由于题目中告诉每个顾客只会出现一次，所以我用一个数组存储每个顾客的情况直接模拟：

Tanning Salon

Time Limit: 1000MS		Memory Limit: 10000K
Total Submissions: 5276		Accepted: 2876

Description

Tan Your Hide, Inc., owns several coin-operated tanning salons. Research has shown that if a customer arrives and there are no beds available, the customer will turn around and leave, thus costing the company a sale. Your task is to write a program that tells the company how many customers left without tanning.

Input

The input consists of data for one or more salons, followed by a line containing the number 0 that signals the end of the input. Data for each salon is a single line containing a positive integer, representing the number of tanning beds in the salon, followed by a space, followed by a sequence of uppercase letters. Letters in the sequence occur in pairs. The first occurrence indicates the arrival of a customer, the second indicates the departure of that same customer. No letter will occur in more than one pair. Customers who leave without tanning always depart before customers who are currently tanning.
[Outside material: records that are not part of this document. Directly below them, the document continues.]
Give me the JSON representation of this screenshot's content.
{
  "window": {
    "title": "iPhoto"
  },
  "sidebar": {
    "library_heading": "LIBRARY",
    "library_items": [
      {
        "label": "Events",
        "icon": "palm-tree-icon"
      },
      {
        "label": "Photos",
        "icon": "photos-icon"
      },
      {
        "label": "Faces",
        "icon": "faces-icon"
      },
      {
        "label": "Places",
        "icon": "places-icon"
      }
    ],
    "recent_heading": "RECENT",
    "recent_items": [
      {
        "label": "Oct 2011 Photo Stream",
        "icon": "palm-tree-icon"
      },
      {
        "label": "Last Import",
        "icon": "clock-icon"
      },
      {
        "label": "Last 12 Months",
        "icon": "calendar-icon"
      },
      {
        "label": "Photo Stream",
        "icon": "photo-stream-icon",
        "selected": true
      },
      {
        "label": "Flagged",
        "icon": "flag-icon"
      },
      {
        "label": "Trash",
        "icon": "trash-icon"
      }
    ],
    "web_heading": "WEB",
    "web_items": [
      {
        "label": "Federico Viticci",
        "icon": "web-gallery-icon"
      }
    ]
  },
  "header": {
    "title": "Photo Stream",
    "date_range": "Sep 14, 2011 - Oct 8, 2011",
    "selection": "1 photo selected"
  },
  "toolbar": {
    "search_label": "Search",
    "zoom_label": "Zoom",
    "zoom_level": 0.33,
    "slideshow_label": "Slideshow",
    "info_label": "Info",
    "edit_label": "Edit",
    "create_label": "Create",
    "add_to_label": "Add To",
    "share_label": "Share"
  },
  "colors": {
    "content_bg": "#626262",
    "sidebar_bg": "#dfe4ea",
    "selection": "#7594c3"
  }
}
There are at most 20 beds per salon.

Output

For each salon, output a sentence telling how many customers, if any, walked away. Use the exact format shown below.

Sample Input

2 ABBAJJKZKZ
3 GACCBDDBAGEE
3 GACCBGDDBAEE
1 ABCBCA
0

Sample Output

All customers tanned successfully.
1 customer(s) walked away.
All customers tanned successfully.
2 customer(s) walked away.

Source

Mid-Central USA 2002

#include<cstdio>
#include<stack>
#include<iostream>
#include<cstring>

using namespace std;

string str[25];
int n,zumu[26];
char ch[70];
int main(){
    while(scanf("%d", &n) && n){
        memset(zumu,0,sizeof(zumu));
        scanf("%s", ch);
        int sum = 0;
        for(int i = 0; ch[i]; i++){
            if(zumu[ch[i] - 'A'] == 0 && n != 0)  {n--;zumu[ch[i] - 'A']++;}
            else if(zumu[ch[i] - 'A'] == 1) {zumu[ch[i] - 'A']--;n++;}
            else if(n == 0){
                if(zumu[ch[i] - 'A'] == 0){
                    zumu[ch[i] - 'A'] = 2;
                    sum++;
                }
            }
        }
        if(sum == 0)  printf("All customers tanned successfully.\n");
        else printf("%d customer(s) walked away.\n", sum);
    }
    return 0;
}